Leukemia does not usually run in families, so in most cases, it is not hereditary. However, people can inherit genetic abnormalities that increase their risk of developing this form of cancer.
In other cases, environmental and lifestyle factors can increase a person's risk of leukemia. Such factors include exposure to toxic chemicals and smoking.
In this article, we will explore the links between leukemia, family history, and genetics. We also discuss the difference between genetic and hereditary leukemia, as well as risk factors and tips for preventing leukemia.
Is leukemia hereditary?
Leukemia is related to DNA, but it is not hereditary.
Leukemia is a genetic disease, though in most cases, it is not hereditary.
Leukemia is a genetic disease because it is related to a person's DNA, which is the material that carries genetic information. DNA determines the development, growth, and function of their bodily cells.
DNA is responsible for determining unchangeable features, such as eye and hair color, but also the continued growth and development of blood, skin, and other bodily cells.
Leukemia develops due to mutations in the DNA of bone marrow cells. It causes abnormal cell development in the blood and bone marrow. Leukemia cells may prevent bone marrow from producing healthy cells.
These mutations do not always run in families. A person can inherit DNA changes from their parents or acquire them during their lifetimes. Leukemia-related DNA mutations usually develop after conception rather than being inherited from a parent's genes.
Sometimes, parents pass along certain genetic mutations or inherited conditions that increase a child's risk of developing leukemia.
Certain factors, such as environment, exposure to chemicals, and lifestyle, contribute to genetic mutations that result in abnormal DNA. However, in most cases, these mutations occur for no known reason.
Familial acute myeloid leukemia is an inherited form of acute myeloid leukemia (AML). People who have familial AML may have altered CEBPA genes.
Leukemia: What you need to know
This article provides an overview of leukemia, including its types, symptoms, and treatments.
Risk factors for leukemia
A risk factor is an element that increases a person's risk of developing a disease. Risk factors can come from a person's genetic makeup, environment, or lifestyle.
Having one or more risk factors does not necessarily mean that a person will develop a disease.
Risk factors that increase a person's chances of developing leukemia include:
Leukemia is a genetic disease that changes in a person's genes cause. People can inherit genetic risk factors, or a person's genes can change because of environmental triggers.

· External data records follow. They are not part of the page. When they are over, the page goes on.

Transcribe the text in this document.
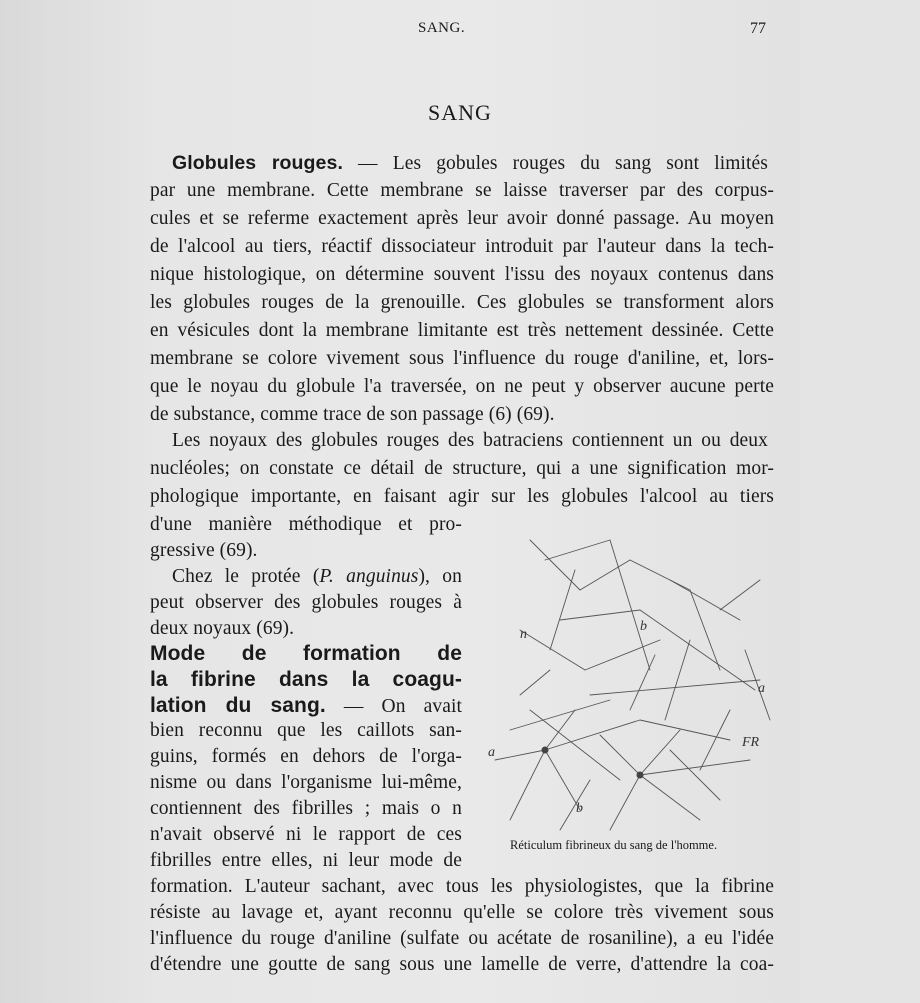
SANG.	77
SANG
Globules rouges. — Les gobules rouges du sang sont limités
par une membrane. Cette membrane se laisse traverser par des corpus-
cules et se referme exactement après leur avoir donné passage. Au moyen
de l'alcool au tiers, réactif dissociateur introduit par l'auteur dans la tech-
nique histologique, on détermine souvent l'issu des noyaux contenus dans
les globules rouges de la grenouille. Ces globules se transforment alors
en vésicules dont la membrane limitante est très nettement dessinée. Cette
membrane se colore vivement sous l'influence du rouge d'aniline, et, lors-
que le noyau du globule l'a traversée, on ne peut y observer aucune perte
de substance, comme trace de son passage (6) (69).
Les noyaux des globules rouges des batraciens contiennent un ou deux
nucléoles; on constate ce détail de structure, qui a une signification mor-
phologique importante, en faisant agir sur les globules l'alcool au tiers
d'une manière méthodique et pro-
gressive (69).
Chez le protée (P. anguinus), on
peut observer des globules rouges à
deux noyaux (69).
Mode de formation de
la fibrine dans la coagu-
lation du sang. — On avait
bien reconnu que les caillots san-
guins, formés en dehors de l'orga-
nisme ou dans l'organisme lui-même,
contiennent des fibrilles ; mais o n
n'avait observé ni le rapport de ces
fibrilles entre elles, ni leur mode de
formation. L'auteur sachant, avec tous les physiologistes, que la fibrine
résiste au lavage et, ayant reconnu qu'elle se colore très vivement sous
l'influence du rouge d'aniline (sulfate ou acétate de rosaniline), a eu l'idée
d'étendre une goutte de sang sous une lamelle de verre, d'attendre la coa-
n
b
a
a
FR
b
Réticulum fibrineux du sang de l'homme.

Mutations of the Philadelphia chromosome transform stem cells into white blood cells. This genetic mutation does not run in families, but it may increase the risk of chronic myeloid leukemia.
The authors of a 2019 study found that certain gene mutations, specifically FLT3-ITD and NRASmutations, frequently appear in people who have AML-M5, a type of AML that forms in immature white blood cells.
Having a first-degree relative, such as a parent or sibling, with leukemia can increase the risk of developing chronic lymphocytic leukemia (CLL).
According to the Centers for Disease Control and Prevention (CDC), a form of leukemia called acute lymphocytic leukemia (ALL) affects children and teenagers more often than it does adults.
The risk of CLL and ALL increases with age. The American Cancer Society (ACS) estimates that 9 out of 10 of people who have CLL are 50 or older.
Males are slightly more likely to get CLL than females. ALL also occurs more often in males than in females.
CDC data suggest that leukemia occurs most often in white people, followed by Hispanic and black people.
Other inherited genetic disorders
The ACS state that the following inherited genetic syndromes may increase the risk of ALL:
• Down syndrome
• Bloom syndrome
• Klinefelter syndrome
• Li-Fraumeni syndrome
• Fanconi anemia
Exposure to toxic substances, such as industrial chemicals and radiation, can increase the risk of leukemia. People may encounter radiation during imaging tests such as MRI scans, X-rays, and CT scans.
Receiving chemotherapy treatments may also increase the risk of developing leukemia.
Exposure to chemicals such as benzene, gasoline, and cigarette smoke may put people at higher risk of leukemia.
Benzene is a chemical present in many products, from glue and cleaning supplies to detergents and dyes. According to the CDC, benzene is in the top 20 most produced chemicals in the United States.
Quitting smoking might reduce a person's risk of developing leukemia.
Although people have no control over certain risk factors, such as age and biological sex, they can lower their risk of leukemia by making lifestyle changes such as:
- learning one's risk and family history
- quitting smoking or not starting smoking
- avoiding contact with benzene, formaldehyde, and other toxic chemicals
- maintaining healthy body weight by getting regular exercise and eating a healthful diet
Leukemia causes abnormal cell development in the blood and bone marrow. Although leukemia itself does not usually run in families, people can inherit genetic abnormalities that increase their risk of developing this form of cancer.
Environmental and lifestyle factors, such as exposure to toxic chemicals and smoking, can raise a person's risk of leukemia.
People can take steps to lower their risk by understanding their family history and making healthy life choices.